After remaining quiet for a few months, Aistulf again resumed his threatening attitude towards the Romans, and demanded a palpable proof of their subjection to himself, in the shape of a poll-tax of a gold solidus per head. A fresh embassy from the pope, which the Lombard king received at Nepi (near Sutri, north of Rome), met with no success, and the holy abbots of St. Vincent and St. Benedict, who composed it, returned to their monasteries in despair. Nor was any greater effect produced by the arrival of Joannes, the imperial Silentiarius, who was sent by the Greek emperor from Constantinople. This pompous messenger brought letters for the pope and King Aistulf, in which the latter was called upon to desist from his present undertaking and to restore the whole of the territory of which he had unjustly robbed the Grecian Empire. The high-sounding language and haughty requirements of the Byzantines, unsupported as they were by any material power, could make no impression upon such a man as Aistulf, and he dismissed the imperial envoy with an unmeaning answer.

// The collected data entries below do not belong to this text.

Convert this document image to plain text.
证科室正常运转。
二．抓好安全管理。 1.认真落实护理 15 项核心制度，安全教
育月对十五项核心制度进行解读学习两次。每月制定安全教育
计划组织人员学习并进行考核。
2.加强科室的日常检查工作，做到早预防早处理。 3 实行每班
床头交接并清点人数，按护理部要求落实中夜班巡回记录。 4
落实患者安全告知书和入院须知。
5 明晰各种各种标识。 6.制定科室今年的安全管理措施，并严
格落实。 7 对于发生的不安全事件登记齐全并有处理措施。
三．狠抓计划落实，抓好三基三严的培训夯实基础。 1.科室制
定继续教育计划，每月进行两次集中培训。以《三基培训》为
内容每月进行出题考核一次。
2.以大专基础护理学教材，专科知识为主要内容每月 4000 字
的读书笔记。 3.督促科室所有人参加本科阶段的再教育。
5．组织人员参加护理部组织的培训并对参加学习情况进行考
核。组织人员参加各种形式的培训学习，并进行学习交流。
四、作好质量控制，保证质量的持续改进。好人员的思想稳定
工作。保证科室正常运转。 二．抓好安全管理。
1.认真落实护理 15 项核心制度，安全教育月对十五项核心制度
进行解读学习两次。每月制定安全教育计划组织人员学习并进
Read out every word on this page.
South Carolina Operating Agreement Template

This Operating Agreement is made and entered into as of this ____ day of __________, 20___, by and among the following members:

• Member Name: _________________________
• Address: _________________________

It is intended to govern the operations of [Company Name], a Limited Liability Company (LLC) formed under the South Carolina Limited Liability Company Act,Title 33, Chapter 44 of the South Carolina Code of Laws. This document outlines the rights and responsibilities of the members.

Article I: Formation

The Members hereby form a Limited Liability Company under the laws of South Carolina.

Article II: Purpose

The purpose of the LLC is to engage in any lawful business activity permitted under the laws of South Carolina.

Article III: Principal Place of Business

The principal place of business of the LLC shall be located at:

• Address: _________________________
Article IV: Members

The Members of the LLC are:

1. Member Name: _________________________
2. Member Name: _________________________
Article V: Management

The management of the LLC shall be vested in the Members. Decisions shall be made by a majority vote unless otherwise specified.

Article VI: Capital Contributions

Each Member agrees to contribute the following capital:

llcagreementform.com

The danger of Rome had now reached its highest point, and no deliverance seemed nigh. “King Aistulf,” in the language of the papal biographer,[i] “was inflamed with rage, and, like a roaring lion, never ceased to utter the most dreadful threats against the Romans, declaring that he would slay them all with the sword, if they did not submit themselves to his rule.” An appeal which the pope had made to the Byzantine emperors for protection was entirely fruitless, and the Romans were utterly unequal to sustain unaided a contest with the warlike Lombards. It was in this extremity that Stephen determined to test once more the value of that close relation which it had been the object of so many popes to form with the Frankish people, and more especially with the Carlovingian family. He knew that it would be no easy matter to induce King Pepin or his Franks to undertake an expedition into Italy with a force sufficient for the object in view. He felt, too, that a mere letter from Pepin, such as Charles Martel had sent to his good friend Liutprand, would be of no avail to turn the ambitious Aistulf from his purpose. He therefore adopted the resolution of crossing the Alps, throwing himself at the feet of the Frankish monarch and thus giving him a convincing proof that the very existence of the papacy was at stake.